A Kremlin spokesman did not respond to questions from The Washington Post about the Crocus City Hall warning. But on Tuesday, the head of Russia's foreign intelligence service, Sergei Naryshkin, told reporters in Moscow that the information shared by the United States was “too general and did not allow us to fully identify those who committed this terrible crime,” the state-run Interfax news agency reported.

Naryshkin said that in response to the US intelligence data, Russia “took appropriate measures to prevent” the attack. However, the video from the scene of the massacre shows that the militants did not meet significant resistance. Russian media reported that specialized police units arrived more than an hour after the shooting began, and then waited for more than 30 minutes before entering the building, by which time the attackers had already fled.

Former Soviet intelligence officer Yuri Shvets, who lives in the United States, said on his YouTube channel in the program number 709 that most likely information about the impending attack was transmitted to Russian special services, including Crocus co-owner Emin Agalarov on March 6.  On March 8, unprecedented security measures were taken in Crocus, which scared the terrorists away from the original plan to strike on the March 8 holiday.

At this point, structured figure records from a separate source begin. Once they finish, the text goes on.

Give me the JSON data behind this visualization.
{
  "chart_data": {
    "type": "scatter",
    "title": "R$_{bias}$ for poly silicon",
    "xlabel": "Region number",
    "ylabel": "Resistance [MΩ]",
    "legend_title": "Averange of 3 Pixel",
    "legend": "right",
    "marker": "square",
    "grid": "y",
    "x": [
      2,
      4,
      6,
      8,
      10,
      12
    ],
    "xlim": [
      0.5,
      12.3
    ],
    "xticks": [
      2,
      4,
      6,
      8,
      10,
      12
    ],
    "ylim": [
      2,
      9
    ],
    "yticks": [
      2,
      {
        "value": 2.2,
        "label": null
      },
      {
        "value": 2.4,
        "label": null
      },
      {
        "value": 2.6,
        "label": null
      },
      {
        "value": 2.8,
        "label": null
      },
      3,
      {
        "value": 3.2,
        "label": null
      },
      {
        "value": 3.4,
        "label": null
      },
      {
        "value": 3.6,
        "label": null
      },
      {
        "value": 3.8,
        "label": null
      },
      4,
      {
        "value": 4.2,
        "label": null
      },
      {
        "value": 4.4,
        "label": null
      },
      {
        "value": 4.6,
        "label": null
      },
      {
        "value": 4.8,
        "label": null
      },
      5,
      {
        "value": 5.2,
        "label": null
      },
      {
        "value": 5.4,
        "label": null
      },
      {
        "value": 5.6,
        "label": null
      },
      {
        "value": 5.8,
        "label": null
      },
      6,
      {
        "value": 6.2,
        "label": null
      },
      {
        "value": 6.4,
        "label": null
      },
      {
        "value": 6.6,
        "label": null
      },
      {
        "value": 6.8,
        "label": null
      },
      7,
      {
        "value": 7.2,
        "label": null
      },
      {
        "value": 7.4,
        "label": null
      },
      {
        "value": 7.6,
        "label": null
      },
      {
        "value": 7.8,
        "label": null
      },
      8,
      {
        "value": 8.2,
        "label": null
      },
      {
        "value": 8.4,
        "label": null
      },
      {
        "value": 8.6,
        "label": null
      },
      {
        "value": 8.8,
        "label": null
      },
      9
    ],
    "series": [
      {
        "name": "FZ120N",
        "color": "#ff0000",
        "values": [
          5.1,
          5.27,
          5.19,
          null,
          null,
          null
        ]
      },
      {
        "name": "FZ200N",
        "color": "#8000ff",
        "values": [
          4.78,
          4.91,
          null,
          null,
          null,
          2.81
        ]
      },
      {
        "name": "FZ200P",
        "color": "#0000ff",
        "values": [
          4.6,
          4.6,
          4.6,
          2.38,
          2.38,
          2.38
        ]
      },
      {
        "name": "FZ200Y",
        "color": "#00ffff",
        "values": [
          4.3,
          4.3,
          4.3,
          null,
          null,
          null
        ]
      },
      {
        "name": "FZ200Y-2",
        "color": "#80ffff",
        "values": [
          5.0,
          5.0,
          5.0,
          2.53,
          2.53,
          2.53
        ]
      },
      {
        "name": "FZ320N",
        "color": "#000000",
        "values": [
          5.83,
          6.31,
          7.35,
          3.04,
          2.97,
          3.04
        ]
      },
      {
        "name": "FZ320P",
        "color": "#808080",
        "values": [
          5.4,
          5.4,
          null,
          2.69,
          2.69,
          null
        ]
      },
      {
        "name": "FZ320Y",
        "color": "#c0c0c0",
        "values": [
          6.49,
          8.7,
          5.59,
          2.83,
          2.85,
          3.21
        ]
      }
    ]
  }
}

Islam Khalilov, 15, who said that on the night of the attack he worked in the clothing inspection department at the concert hall, said that the staff of Crocus was warned about the possibility of a terrorist attack shortly after the public warning on March 7. “We were warned that there could be terrorist attacks and instructed what to do and where to take people,” Khalilov said in an interview with famous Russian sports journalist Dmitry Egorov, which was posted on YouTube. Khalilov said that security measures had been strengthened at the venue, including the involvement of trained dogs.

The repeated warning was ignored by the Kremlin. Putin publicly rejected the U.S. warnings just three days before the March 22 attack, calling them “outright blackmail“ and attempts to ”intimidate and destabilize our society."

Why security measures were not strengthened and maintained after the initial warning remains unclear, asks Shane Harris.

In the past, Russia has gratefully accepted help from the United States. Twice during the administration of President Donald Trump, Putin thanked the Americans for sharing information that helped prevent terrorist attacks in St. Petersburg in 2017 and 2019.